O regresso definitivo dos titãs noruegueses DIMMU BORGIR aos registos de originais chega com a força de uma tempestade árctica.
Os DIMMU BORGIR regressaram. Quase uma década desde «Eonian» — de 2018, o último álbum de originais, já ele tardio —, a banda norueguesa apresentou hoje, via Nuclear Blast Records, o seu muito aguardado «Grand Serpent Rising», um novo registo de estúdio que promete reposicionar o grupo no centro absoluto do metal sinfónico mundial. Em simultâneo, o grupo lança o vídeo-clip do novo single «As Seen In The Unseen», uma declaração de intenções tão feroz quanto calculada.
Há géneros musicais que toleram ausências bem longas. O metal extremo, com a sua cultura de devoção quase litúrgica, não é um deles. Durante anos, os fãs dos DIMMU BORGIR aguardaram notícias de novo material com uma mistura de expectativa e resignação. O grupo de Oslo nunca deixou de ser realmente uma presença — concertos esporádicos, compilações, regressos a palcos de festivais —, mas a ausência de música nova pesava como uma pedra de granito.

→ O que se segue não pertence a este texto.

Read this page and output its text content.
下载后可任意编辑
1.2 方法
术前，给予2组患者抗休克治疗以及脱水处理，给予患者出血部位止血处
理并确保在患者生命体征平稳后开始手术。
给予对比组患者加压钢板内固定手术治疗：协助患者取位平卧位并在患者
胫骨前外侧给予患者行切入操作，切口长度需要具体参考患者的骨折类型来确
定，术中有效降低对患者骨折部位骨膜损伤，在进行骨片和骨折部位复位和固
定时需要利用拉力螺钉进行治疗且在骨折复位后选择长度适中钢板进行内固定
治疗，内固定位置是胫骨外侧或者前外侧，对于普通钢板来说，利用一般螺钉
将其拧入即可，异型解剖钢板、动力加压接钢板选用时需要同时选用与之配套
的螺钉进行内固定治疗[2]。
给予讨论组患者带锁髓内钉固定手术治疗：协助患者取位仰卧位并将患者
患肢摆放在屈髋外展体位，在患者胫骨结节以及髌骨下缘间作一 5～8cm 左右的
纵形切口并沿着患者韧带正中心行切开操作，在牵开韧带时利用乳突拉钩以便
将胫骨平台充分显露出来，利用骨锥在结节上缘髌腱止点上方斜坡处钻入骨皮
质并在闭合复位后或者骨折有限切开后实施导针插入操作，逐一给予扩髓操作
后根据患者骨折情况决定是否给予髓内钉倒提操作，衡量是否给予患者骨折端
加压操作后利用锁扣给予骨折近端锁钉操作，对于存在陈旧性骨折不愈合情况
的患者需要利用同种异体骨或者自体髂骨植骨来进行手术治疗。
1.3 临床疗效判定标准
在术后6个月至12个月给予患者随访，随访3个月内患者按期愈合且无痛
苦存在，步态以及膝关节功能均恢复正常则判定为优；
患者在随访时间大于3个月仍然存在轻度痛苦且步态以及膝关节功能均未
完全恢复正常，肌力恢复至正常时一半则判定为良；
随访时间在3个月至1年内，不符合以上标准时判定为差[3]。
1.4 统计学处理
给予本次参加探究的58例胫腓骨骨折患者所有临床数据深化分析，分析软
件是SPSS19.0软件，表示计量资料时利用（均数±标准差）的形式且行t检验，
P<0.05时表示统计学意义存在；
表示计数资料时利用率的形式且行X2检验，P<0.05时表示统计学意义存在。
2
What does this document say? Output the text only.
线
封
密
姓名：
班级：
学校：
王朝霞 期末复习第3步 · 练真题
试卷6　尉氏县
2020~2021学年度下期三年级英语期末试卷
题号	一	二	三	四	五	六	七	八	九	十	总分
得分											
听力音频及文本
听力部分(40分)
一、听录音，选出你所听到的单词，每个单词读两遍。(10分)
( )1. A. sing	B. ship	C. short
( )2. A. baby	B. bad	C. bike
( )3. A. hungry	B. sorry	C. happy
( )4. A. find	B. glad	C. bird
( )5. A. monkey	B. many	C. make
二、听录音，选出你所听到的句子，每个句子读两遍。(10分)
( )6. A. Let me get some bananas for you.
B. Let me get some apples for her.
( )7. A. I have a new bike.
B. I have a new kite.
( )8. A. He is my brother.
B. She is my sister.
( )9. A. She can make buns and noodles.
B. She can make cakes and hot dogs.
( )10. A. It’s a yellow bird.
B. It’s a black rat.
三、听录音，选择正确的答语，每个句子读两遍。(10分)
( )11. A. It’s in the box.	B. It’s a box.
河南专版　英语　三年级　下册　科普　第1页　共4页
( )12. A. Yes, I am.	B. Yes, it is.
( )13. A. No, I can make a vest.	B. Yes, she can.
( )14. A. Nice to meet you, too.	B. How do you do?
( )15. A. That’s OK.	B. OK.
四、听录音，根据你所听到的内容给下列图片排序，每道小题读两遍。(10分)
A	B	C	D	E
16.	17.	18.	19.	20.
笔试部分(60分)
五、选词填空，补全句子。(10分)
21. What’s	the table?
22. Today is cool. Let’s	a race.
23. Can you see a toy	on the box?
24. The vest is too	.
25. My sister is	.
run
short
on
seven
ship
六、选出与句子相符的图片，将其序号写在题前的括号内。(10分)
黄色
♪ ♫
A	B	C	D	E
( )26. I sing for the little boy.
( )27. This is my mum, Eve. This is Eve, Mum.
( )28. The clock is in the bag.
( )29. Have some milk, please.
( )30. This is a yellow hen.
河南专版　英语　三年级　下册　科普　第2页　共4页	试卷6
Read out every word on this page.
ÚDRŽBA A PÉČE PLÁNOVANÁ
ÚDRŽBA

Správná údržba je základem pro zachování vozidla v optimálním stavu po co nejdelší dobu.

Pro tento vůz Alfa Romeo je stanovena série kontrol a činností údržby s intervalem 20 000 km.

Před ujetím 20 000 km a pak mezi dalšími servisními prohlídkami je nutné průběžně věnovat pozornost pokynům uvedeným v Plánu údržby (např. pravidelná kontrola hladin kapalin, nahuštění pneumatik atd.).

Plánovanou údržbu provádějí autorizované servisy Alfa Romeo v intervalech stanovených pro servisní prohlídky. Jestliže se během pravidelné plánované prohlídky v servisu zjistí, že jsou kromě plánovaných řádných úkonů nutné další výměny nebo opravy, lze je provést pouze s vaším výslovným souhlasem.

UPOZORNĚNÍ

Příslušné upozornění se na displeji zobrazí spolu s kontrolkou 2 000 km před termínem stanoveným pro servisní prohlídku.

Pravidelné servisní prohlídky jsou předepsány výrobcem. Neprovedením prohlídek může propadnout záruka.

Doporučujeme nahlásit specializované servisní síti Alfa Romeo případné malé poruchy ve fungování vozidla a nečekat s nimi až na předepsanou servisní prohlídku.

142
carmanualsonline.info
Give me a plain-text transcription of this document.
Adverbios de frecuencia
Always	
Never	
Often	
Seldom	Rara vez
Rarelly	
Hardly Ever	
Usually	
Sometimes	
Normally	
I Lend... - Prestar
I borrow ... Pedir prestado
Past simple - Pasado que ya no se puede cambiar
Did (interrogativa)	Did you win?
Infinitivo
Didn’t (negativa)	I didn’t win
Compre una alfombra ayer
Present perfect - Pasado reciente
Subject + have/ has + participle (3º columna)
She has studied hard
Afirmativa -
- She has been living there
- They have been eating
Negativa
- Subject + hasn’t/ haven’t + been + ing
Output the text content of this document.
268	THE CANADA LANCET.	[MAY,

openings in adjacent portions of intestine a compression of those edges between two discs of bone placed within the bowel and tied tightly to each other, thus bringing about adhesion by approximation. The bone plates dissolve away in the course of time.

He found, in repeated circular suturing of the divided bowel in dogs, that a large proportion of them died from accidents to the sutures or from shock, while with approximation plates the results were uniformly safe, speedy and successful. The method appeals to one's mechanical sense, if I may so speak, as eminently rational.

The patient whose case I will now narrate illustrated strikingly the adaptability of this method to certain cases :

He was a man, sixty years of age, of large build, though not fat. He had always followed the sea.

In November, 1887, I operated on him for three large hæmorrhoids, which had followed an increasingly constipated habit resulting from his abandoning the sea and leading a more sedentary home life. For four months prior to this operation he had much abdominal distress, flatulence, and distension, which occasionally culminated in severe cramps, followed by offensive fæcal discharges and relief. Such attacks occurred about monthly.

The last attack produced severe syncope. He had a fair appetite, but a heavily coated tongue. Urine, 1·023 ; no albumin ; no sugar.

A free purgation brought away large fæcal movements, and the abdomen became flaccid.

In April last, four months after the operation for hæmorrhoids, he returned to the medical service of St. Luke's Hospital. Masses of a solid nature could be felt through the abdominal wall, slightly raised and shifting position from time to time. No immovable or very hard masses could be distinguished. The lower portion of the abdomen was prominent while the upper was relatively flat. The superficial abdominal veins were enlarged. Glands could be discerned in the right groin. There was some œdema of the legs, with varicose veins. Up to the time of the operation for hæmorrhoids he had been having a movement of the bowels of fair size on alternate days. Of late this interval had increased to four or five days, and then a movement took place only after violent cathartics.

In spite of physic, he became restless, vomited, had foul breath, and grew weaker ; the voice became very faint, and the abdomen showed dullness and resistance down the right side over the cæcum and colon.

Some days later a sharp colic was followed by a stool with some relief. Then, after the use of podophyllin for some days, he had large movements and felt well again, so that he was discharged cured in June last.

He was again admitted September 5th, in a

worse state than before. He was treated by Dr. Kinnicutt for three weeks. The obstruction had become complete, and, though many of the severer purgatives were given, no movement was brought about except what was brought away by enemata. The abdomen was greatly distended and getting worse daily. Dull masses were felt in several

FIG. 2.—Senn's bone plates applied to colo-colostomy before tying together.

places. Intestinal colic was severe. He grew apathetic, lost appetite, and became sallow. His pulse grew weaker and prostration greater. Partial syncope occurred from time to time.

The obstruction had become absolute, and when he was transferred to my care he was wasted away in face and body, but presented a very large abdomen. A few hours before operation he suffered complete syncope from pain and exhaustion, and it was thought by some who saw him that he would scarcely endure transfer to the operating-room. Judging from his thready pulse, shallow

«Grand Serpent Rising» chegou, por isso, carregado de significado. Não é apenas um LP: é uma resposta, um acerto de contas com o tempo e, acima de tudo, uma óptima prova de que os DIMMU BORGIR não perderam nem a voz nem a vontade de a usar com violência controlada.
O single que acompanha agora o lançamento do álbum funciona como porta de entrada e como aviso. «As Seen In The Unseen» chega a rasgar — muito agressiva, viciosa e retorcidamente bela, para usar a descrição que a própria banda e a editora avançaram. Há nela aquela qualidade rara que os melhores momentos dos DIMMU BORGIR sempre tiveram: a capacidade de conjugar grandiosidade orquestral com uma brutalidade que não soa a encenação, mas a convicção genuína.
Um dos detalhes que mais importa neste regresso é a escolha do produtor. Os DIMMU BORGIR voltaram a Gotemburgo para trabalhar com Fredrik Nordström, o mesmo nome por trás de alguns dos discos mais marcantes da sua discografia. «Puritanical Euphoric Misanthropia» e «Death Cult Armageddon» — dois álbuns que definiram o que o metal sinfónico podia ser na viragem do milénio — nasceram também sob a sua batuta. Regressar a essa parceria não é nostalgia: é uma escolha deliberada de continuidade com o melhor da própria herança.
O resultado é um álbum que preserva a fusão característica entre grandiosidade sinfónica e agressividade implacável, empurrando o som dos DIMMU BORGIR para territórios mais sombrios e mais dominadores. No contexto do metal extremo europeu, o regresso da banda tem peso simbólico e prático. São uma das poucas bandas do género com capacidade de preencher grandes salas e palcos principais de festivais, e a sua influência sobre gerações de músicos é indesmentível.
«Grand Serpent Rising» já está disponível em todas as plataformas de streaming e em formato físico via Nuclear Blast Records.